Henning Brandis

Sieben Stunden habe ich eine ganz dicke Palette […] mit Tauen versehen auf dem nackten Körper […] geschleppt und geschleppt und hab sie um die Akademie drei mal rum gezogen. Ich wusste, dass drei eine heilige Zahl ist und dass um einen Ort drei Mal herum gehen dem Ort eine bestimmte Weihe gibt. Ein Ort, den ein Dämon nicht anrühren darf, nicht schließen darf.

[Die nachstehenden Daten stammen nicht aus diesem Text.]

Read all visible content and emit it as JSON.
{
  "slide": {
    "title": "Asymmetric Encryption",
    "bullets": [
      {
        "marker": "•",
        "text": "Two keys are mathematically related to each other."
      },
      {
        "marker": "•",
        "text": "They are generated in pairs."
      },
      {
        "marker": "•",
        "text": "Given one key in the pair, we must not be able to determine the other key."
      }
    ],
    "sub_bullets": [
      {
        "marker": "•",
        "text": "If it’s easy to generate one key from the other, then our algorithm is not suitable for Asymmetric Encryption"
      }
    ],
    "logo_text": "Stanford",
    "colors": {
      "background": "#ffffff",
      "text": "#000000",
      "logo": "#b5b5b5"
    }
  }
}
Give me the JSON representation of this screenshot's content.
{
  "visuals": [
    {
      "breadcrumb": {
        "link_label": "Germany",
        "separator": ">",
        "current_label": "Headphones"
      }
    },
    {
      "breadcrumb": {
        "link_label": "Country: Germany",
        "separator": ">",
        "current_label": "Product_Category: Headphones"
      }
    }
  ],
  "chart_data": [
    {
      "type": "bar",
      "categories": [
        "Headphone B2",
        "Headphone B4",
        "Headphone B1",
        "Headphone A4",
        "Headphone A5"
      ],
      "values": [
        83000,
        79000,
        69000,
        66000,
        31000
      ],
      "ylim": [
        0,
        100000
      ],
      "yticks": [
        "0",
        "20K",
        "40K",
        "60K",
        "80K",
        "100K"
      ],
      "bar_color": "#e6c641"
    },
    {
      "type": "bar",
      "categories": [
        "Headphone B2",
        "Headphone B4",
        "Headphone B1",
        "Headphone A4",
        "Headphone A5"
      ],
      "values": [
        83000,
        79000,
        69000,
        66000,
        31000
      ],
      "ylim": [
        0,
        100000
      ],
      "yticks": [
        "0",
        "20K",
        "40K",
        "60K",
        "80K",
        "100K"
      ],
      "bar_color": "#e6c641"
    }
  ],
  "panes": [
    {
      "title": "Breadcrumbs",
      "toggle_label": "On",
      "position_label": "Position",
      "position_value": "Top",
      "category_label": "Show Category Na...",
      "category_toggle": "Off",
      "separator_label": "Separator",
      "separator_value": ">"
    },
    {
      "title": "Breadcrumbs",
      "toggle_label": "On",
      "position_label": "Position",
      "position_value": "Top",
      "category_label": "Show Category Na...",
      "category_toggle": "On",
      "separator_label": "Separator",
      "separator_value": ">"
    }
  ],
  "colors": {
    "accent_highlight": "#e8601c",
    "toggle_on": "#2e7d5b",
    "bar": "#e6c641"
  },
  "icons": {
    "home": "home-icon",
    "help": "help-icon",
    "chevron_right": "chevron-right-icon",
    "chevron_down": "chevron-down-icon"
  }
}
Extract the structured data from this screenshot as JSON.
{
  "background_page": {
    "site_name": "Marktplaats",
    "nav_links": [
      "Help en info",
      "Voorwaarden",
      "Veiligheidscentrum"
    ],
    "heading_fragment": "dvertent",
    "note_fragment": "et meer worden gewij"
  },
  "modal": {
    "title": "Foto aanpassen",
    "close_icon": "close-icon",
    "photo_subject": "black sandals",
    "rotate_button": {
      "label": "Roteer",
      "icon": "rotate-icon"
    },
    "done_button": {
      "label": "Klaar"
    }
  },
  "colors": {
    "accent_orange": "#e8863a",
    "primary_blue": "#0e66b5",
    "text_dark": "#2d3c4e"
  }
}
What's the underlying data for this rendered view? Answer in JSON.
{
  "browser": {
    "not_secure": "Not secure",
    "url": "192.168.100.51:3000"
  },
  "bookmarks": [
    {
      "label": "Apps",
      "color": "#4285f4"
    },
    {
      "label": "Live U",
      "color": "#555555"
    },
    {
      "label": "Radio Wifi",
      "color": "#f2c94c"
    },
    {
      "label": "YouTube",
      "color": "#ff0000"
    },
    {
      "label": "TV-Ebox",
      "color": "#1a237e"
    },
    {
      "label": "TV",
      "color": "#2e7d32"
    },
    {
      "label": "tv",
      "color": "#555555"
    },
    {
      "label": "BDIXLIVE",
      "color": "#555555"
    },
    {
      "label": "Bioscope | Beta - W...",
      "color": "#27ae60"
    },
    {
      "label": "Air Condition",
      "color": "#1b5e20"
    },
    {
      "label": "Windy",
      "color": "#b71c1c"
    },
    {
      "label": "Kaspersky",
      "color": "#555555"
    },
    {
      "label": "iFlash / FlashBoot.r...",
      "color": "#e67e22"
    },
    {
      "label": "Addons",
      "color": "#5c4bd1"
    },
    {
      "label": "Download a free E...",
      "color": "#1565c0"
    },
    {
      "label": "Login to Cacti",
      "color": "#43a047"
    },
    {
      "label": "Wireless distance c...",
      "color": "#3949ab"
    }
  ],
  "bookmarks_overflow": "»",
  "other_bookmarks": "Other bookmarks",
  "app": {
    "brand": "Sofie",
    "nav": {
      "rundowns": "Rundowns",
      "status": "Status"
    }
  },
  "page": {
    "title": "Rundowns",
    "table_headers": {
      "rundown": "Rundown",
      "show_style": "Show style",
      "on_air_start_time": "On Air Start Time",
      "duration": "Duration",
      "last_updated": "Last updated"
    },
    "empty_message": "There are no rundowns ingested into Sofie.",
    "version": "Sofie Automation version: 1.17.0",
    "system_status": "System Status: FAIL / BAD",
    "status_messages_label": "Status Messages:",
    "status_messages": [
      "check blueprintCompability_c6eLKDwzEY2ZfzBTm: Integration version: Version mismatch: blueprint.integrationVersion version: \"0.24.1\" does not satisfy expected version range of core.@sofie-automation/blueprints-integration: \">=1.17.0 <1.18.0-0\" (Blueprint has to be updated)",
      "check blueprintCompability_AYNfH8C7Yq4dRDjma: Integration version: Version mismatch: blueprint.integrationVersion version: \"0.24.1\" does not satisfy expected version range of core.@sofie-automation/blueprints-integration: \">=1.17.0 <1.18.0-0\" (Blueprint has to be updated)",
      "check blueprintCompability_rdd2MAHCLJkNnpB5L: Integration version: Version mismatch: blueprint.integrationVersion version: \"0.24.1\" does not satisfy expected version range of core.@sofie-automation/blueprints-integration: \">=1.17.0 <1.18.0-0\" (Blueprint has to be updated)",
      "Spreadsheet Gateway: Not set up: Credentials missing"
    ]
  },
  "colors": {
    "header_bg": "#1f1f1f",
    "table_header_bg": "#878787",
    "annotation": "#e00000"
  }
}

1968, im Jahr der Studentenproteste und Anti-Vietnam-Demonstrationen, rumorte es auch unter den Düsseldorfer Kunststudenten. Während Immendorffs LIDL-Woche übernahmen Studierende und eingeladene Künstler*innen die Akademie, um sie neu zu denken. Fassungslos über die darauf folgende polizeiliche Schließung protestierte Henning Brandis mit seiner Aktion vor dem Gebäude. Brandis, geboren 1944 in Göttingen, hatte das Kunststudium in Düsseldorf bei Dieter Roth gerade erst wieder aufgenommen. Der gelernte Farbenlithograph hatte zunächst in Braunschweig und dann in Hamburg an der HfBK studiert. Nach dem plötzlichen Tod seiner damaligen Freundin hatte er zwei Jahre in der Psychiatrie verbracht. Dort war er über die Beschäftigungstherapie mit Leo Navratils Werk über die Kunst von Psychiatriepatienten in Kontakt gekommen. Nach dem Weggang von Dieter Roth wechselte Brandis in die Klasse von Joseph Beuys. Ab 1970 betrieb er u.a. mit seiner damaligen Partnerin Erinna König das Büro Olympia, das aus LIDL entstanden war. Dort sollte mit Ausstellungen, Aktionen und Veranstaltungen zu gesellschaftlichen und politischen Themen ein neues Publikum erreicht werden. Das Künstlerpaar politisierte sich in der Folge stärker. Von 1972 bis 1977 unterrichtete Brandis als Kunstlehrer an einem Gymnasium, parallel dazu machte er weiter künstlerische Aktionen. Es folgte ein kurzer Job als Art Director in der kunstaffinen Düsseldorfer Werbeagentur GGK. Bei einem Italienaufenthalt fand er erneut Zugang zur Kunsttherapie und eröffnete in Berlin einen Ableger der Kölner Schule für Kunsttherapie. Henning Brandis lebt in Berlin.

Dieses Gespräch wurde am 31.3.2020 geführt.